Thursday, June 18, 2015

Museum is part of 100 Faces 100 Stories Project



Visitors can now pick up this free booklet from the Museum.  It contains 100 stories from the First World War with each entry being sponsored by a Museum.  The Museum of Witchcraft and Magic have included information on Alan Leo (see our entry in the booklets photographed below).  If you can't come in to the Museum to collect one of these booklets, you can look online where more detailed information is available.  




Alan Leo
(1860-1917) – Astrologer fined for fortune telling
Alan Leo was the father of modern astrology and inspired Gustav Holst to write the 'Planets Suite'. In 1917 Leo cast a horoscope for a policeman and was accused of fortune-telling, a serious offence in wartime. Heavily fined under the Vagrancy Act, Leo died on holiday at Bude.

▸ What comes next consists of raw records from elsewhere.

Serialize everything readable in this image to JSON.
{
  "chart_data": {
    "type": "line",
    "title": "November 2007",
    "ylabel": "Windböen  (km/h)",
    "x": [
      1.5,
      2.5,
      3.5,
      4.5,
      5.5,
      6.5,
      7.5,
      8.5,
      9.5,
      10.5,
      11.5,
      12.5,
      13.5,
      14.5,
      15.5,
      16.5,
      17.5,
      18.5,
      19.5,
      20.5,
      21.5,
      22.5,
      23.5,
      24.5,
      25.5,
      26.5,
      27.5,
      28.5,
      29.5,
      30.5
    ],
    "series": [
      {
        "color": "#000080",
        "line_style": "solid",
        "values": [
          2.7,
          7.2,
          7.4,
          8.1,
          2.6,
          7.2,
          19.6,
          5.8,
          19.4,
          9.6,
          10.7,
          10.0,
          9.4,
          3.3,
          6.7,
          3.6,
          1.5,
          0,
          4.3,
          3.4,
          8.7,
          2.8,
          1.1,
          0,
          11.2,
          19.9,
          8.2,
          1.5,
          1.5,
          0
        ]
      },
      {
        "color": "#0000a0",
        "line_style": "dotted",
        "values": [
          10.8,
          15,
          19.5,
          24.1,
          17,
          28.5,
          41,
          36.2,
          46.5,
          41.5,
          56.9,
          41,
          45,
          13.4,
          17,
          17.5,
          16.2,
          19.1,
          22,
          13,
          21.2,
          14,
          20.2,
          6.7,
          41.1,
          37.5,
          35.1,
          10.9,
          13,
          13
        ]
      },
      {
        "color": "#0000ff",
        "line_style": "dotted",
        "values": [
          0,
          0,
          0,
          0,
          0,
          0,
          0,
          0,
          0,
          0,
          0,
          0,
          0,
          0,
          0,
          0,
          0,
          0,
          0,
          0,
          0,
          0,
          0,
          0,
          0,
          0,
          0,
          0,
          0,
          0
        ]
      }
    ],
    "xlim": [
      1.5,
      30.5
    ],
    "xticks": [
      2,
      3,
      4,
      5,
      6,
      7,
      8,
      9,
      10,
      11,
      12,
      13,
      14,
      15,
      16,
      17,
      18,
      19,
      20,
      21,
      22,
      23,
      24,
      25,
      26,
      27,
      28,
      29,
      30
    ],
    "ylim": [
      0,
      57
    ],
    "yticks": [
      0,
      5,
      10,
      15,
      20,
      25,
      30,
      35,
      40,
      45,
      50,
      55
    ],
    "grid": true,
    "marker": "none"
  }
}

William Frederick Allen, who later took the name Alan Leo, was raised in a strict Plymouth Brethren household in London.  Regular chapel attendance and fireside readings from Foxe's Book of Martyrs imparted on the young boy a strong belief in a Creator God, but this was tempered with a growing dissatisfaction with the Brethen's theology and binding morality.  ‘I was made to take life seriously’, he wrote, ‘Sunday was just a dreadful day in our home’.
                              
He was educated in Edinburgh, but returned to London to work in the family grocery business and later ran a shop in Manchester. He soon became ill from overwork and, sceptical of the medical profession, Leo visited a local 'cunning man' known as Doctor Richardson.  Richardson correctly diagnosed a kidney complaint using only the time, date and place of Leo's birth.  From this time forward, Leo was convinced that astrology - or divination by the celestial bodies - was 'God's Law'.  Tutored by Richardson, he started to gather information about his grocery-store clients, cast their horoscopes and read their characters.

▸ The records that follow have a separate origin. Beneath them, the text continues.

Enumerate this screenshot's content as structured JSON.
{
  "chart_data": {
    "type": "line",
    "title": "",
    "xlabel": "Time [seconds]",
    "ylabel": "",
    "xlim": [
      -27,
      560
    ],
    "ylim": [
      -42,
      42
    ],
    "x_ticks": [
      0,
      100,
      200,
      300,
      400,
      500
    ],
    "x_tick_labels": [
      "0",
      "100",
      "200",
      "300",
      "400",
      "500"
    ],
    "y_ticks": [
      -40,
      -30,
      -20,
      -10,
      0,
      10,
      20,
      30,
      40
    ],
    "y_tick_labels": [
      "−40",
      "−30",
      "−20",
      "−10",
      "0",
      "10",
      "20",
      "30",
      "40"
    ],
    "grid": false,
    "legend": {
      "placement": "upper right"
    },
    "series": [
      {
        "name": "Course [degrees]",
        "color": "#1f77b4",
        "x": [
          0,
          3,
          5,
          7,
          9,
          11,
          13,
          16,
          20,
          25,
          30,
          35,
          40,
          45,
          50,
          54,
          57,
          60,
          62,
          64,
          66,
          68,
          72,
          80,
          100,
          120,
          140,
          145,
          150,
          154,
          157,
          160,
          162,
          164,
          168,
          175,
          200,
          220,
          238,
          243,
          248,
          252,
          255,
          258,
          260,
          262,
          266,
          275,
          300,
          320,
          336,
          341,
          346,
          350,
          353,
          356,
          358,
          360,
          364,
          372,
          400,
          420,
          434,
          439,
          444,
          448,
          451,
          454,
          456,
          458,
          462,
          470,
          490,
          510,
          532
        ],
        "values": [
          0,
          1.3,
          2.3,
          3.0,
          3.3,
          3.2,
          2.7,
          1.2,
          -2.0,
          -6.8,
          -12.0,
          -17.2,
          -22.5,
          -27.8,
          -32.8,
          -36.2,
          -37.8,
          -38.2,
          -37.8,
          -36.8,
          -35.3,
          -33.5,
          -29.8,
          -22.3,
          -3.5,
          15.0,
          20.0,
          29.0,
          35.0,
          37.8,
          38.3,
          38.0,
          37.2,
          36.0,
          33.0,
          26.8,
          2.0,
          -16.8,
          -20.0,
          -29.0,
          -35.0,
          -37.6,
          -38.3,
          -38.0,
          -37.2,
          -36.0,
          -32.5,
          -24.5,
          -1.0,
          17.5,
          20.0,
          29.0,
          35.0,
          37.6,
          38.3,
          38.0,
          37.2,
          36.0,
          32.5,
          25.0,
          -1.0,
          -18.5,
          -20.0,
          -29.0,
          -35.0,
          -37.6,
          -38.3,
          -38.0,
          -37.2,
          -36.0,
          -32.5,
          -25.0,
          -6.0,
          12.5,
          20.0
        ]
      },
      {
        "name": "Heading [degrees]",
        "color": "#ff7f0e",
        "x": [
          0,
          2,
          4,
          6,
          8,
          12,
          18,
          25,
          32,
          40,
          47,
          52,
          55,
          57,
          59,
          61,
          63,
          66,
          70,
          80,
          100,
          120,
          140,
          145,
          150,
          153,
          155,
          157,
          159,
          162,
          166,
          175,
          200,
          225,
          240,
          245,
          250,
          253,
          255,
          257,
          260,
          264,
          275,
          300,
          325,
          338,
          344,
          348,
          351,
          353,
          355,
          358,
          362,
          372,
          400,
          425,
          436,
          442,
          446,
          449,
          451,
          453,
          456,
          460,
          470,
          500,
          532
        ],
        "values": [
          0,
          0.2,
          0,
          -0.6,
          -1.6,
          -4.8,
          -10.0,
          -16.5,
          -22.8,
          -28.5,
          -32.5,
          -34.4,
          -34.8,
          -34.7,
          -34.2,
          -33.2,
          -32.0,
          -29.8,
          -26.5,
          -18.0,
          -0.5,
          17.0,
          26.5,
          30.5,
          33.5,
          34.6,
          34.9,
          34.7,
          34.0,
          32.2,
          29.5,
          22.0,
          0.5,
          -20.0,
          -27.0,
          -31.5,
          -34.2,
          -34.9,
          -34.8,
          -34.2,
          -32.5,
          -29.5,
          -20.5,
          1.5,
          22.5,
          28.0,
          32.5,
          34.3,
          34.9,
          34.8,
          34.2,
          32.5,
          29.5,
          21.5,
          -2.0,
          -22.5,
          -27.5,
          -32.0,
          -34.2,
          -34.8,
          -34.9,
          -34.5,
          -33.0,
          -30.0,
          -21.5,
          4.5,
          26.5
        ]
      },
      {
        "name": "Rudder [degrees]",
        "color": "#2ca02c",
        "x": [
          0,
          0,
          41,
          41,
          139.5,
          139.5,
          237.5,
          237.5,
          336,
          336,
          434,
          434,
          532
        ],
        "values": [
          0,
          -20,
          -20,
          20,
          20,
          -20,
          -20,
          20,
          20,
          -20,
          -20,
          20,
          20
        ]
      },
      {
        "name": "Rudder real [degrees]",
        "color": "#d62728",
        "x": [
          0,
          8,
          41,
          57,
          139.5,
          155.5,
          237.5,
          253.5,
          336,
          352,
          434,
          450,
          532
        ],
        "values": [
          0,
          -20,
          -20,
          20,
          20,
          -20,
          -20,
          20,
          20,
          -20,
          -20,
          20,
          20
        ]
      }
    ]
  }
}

It is from these humble beginnings that commercial astrology began.  He took the name Alan Leo (from his own sun-sign), and began a successful postal horoscope service.  He founded three societies, a magazine and published many books, including The Art of Synthesis (1912).  This work was read by the famous composer Gustav Holst, who drew upon Leo's creative descriptions of the planets in his famous orchestral suite.

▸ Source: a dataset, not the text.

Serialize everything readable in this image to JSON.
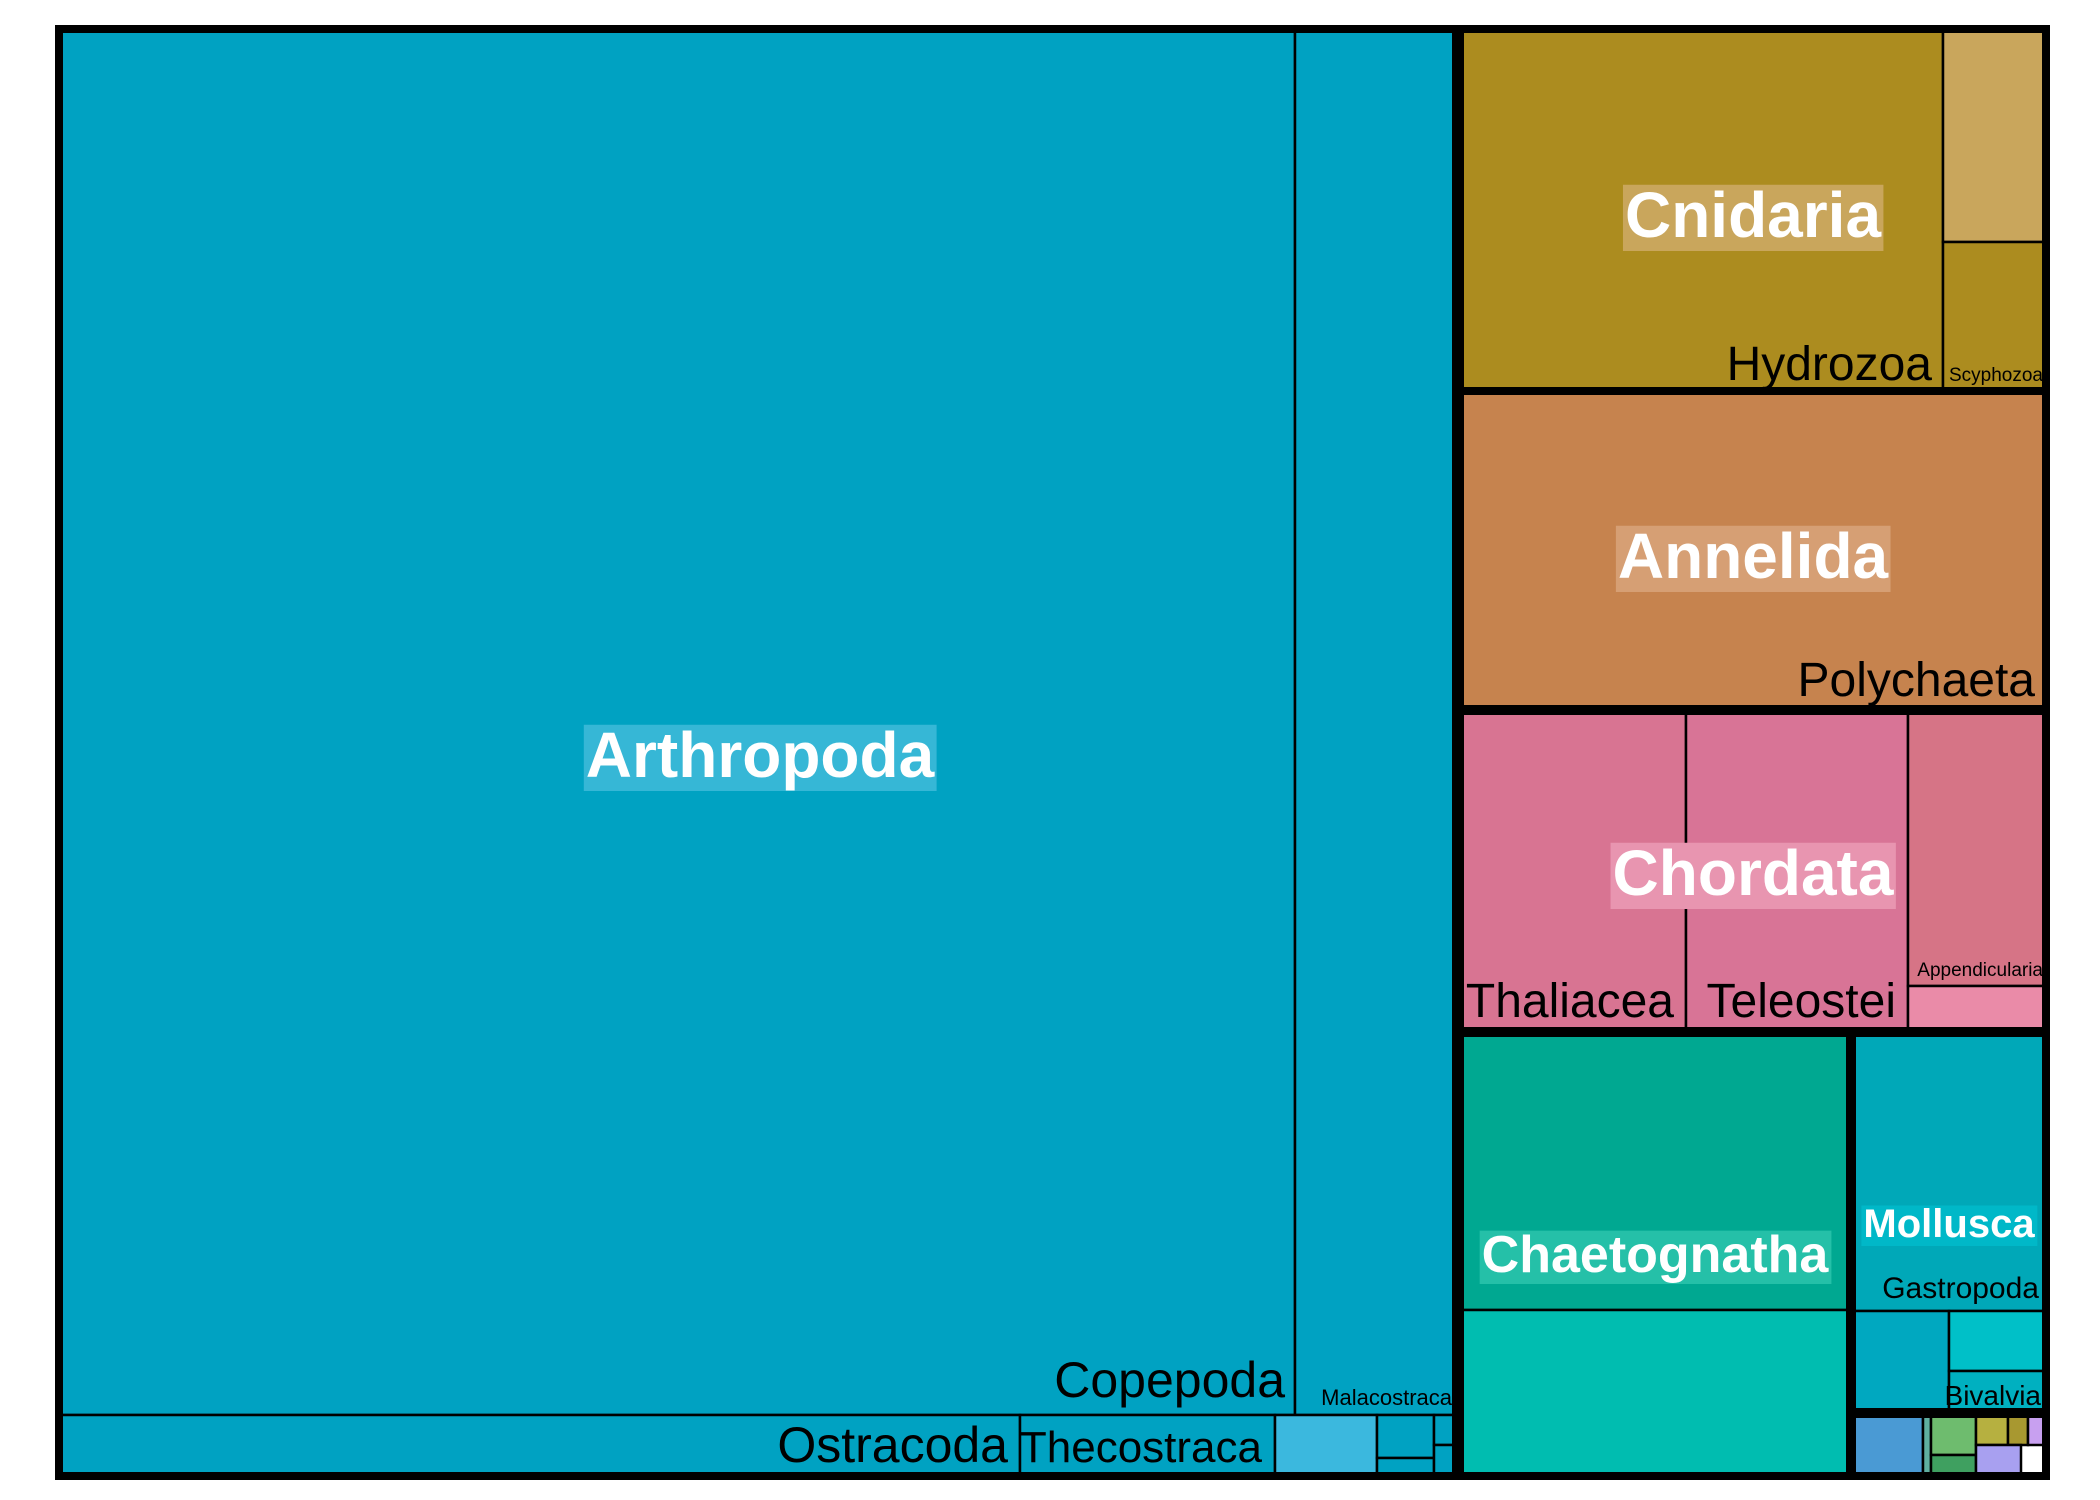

The Vagrancy Act of 1824 stipulated that all fortune telling was illegal, even if the intention of the fortune-teller (or astrologer) was not to deceive.  In 1917, Alan Leo was prosecuted for the second time under this Act.  He had drawn up a horoscope for an Inspector Nicholls and unfortunately included the remark: ‘at this time a death in your family circle is likely to cause you sorrow’.   Fortune-telling, which could lead to a loss of public morale, was regarded very seriously in wartime.  Leo pleaded not guilty but the magistrate did not allow him to defend the legitimacy of astrology; he was found guilty and fined £5, plus £25 costs.

Leo and his wife Bessie went to Bude to recover from the ordeal, but Leo died of a cerebral haemorrhage on the 30 August – many of his friends blamed the trial and the legal system.  Leo's lasting legacy was the re-popularisation of astrology in the popular press, and setting it on more commercial and accessible footing.